A conversa entre Matacedo e Zezinha é interrompida pelas ligações insistentes do patrão desta última, que exige que o primeiro restitua o aparelho então em reparos. Ocorre que, ao visitar o mecânico responsável pelo conserto, o excêntrico Kota Mino (David Caracol), Matacedo descobre que os aparelhos de ar-condicionado, em verdade, possuem um mecanismo que subtrai a memória dos angolanos. No afã por blindar o efeito amnésico provocado por estes aparelhos, Kota Mino sugere que Matacedo e Zezinha sirvam-se de sementes secas como antídotos tradicionais. Mas as obrigações proletárias de ambos mergulham-nos na celeridade característica da opressão classista: eles precisam voltar ao prédio onde trabalham, carregando o pesado aparelho, o que provoca uma briga entre dois carregadores de rua. Ao redor deles, mais aparelhos desabam. Pessoas morrem e choram… O esquecimento do passado anula também as promessas coletivas de futuro!

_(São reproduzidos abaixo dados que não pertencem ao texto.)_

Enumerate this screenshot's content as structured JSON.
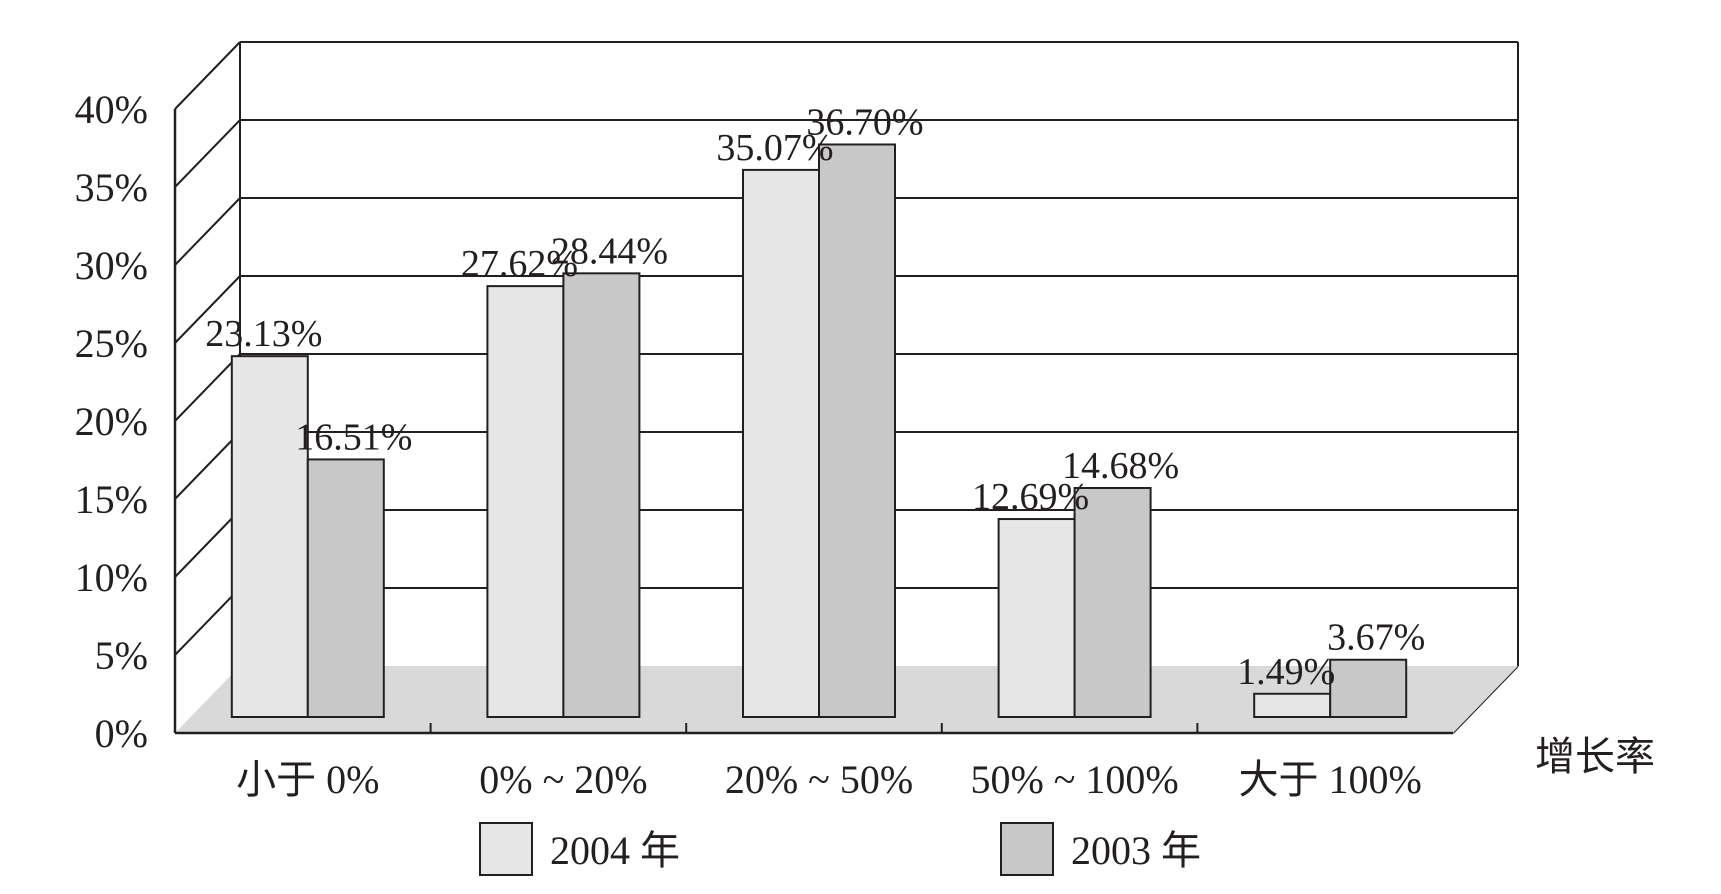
{
  "chart_data": {
    "type": "bar",
    "title": "",
    "xlabel": "增长率",
    "ylabel": "",
    "ylim": [
      0,
      40
    ],
    "yticks": [
      "0%",
      "5%",
      "10%",
      "15%",
      "20%",
      "25%",
      "30%",
      "35%",
      "40%"
    ],
    "grid": true,
    "style": "3d",
    "categories": [
      "小于 0%",
      "0% ~ 20%",
      "20% ~ 50%",
      "50% ~ 100%",
      "大于 100%"
    ],
    "series": [
      {
        "name": "2004 年",
        "values": [
          23.13,
          27.62,
          35.07,
          12.69,
          1.49
        ],
        "labels": [
          "23.13%",
          "27.62%",
          "35.07%",
          "12.69%",
          "1.49%"
        ],
        "color": "#e6e6e6"
      },
      {
        "name": "2003 年",
        "values": [
          16.51,
          28.44,
          36.7,
          14.68,
          3.67
        ],
        "labels": [
          "16.51%",
          "28.44%",
          "36.70%",
          "14.68%",
          "3.67%"
        ],
        "color": "#c8c8c8"
      }
    ],
    "legend_position": "bottom",
    "colors": {
      "line": "#231f20",
      "floor": "#d9d9d9",
      "background": "#ffffff"
    }
  }
}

No interior de um automóvel improvisado que Kota Mino utiliza como resguardador de memórias, Matacedo sonha – e, assim, a bela voz de Aline Frazão, autora da trilha musical do filme, insurge-se de forma inebriante e militante, ao mesmo tempo. Em seu cariz de típico fado africano, a letra da canção traz à tona a importância de lembrar, de servir-se dos acontecimentos históricos como instrumentos de resistência no presente. E é neste ponto que Matacedo e Zezinha demonstrarão comportamentos radicalmente distintos: ela é pragmática, parece ter cedido ao ritmo cooptado da contemporaneidade; ele é bem mais velho, possui feridas de guerra ainda não cicatrizadas em seu âmago. Enquanto um preocupa-se com a possibilidade de não morrer deitado, a outra prioriza a diligência de arranjar quem carregue o seu caixão, quando o derradeiro instante inevitavelmente acontecer…

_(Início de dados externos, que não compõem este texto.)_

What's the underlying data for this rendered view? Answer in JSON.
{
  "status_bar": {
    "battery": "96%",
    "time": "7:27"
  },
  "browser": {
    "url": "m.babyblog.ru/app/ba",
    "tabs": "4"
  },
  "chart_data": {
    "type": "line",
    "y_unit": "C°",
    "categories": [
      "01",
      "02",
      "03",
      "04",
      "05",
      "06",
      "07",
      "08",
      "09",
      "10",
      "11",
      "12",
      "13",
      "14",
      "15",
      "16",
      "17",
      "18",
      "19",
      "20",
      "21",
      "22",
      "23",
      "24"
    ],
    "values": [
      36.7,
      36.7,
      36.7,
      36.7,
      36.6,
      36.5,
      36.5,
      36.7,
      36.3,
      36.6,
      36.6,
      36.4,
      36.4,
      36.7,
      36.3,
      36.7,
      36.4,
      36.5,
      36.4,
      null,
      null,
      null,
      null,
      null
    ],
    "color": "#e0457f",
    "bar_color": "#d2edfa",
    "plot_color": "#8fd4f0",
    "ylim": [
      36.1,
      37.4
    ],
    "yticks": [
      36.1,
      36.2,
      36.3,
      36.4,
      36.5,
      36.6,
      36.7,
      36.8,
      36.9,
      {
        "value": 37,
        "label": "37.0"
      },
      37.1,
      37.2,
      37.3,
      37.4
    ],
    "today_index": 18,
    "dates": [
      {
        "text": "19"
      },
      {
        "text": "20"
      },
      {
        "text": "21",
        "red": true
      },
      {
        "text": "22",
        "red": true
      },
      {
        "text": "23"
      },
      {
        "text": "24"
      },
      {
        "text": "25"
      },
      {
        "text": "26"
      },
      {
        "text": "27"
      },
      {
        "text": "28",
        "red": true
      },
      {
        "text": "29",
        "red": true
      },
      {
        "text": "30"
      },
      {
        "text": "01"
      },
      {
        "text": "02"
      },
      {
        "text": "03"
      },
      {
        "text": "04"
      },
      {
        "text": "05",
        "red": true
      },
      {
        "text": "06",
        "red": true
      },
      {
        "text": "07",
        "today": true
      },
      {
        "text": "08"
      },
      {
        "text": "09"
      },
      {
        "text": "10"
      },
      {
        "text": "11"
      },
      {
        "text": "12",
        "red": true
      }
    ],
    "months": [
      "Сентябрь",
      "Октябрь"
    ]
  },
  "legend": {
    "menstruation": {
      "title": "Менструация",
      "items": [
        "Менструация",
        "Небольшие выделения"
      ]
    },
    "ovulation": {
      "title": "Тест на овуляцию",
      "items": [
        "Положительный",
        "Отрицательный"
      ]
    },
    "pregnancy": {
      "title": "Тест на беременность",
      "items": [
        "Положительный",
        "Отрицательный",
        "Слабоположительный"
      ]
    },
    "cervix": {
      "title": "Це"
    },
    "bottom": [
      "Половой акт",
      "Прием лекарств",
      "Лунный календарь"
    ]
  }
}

Ao longo dos 72 minutos de duração deste ótimo filme, Matacedo percorre lugares depauperados, prédios com aspecto arruinado, em que os aparelhos que desabam a todo instante parecem irrelevantes, não atrapalhando sequer o jogo de futebol que crianças improvisam num vão do edifício. O diretor comenta que serviu-se dos cenários reais onde crescera, o que acentua o teor inconformista da obra, cujo contínuo vagar do protagonista chega a emular os filmes elogiadíssimos do húngaro Béla Tarr. “Ar Condicionado” é, portanto, um dos melhores e mais importantes lançamentos cinematográficos do ano. Obrigatório em seu ímpeto de ressignificação pós-quarentenária!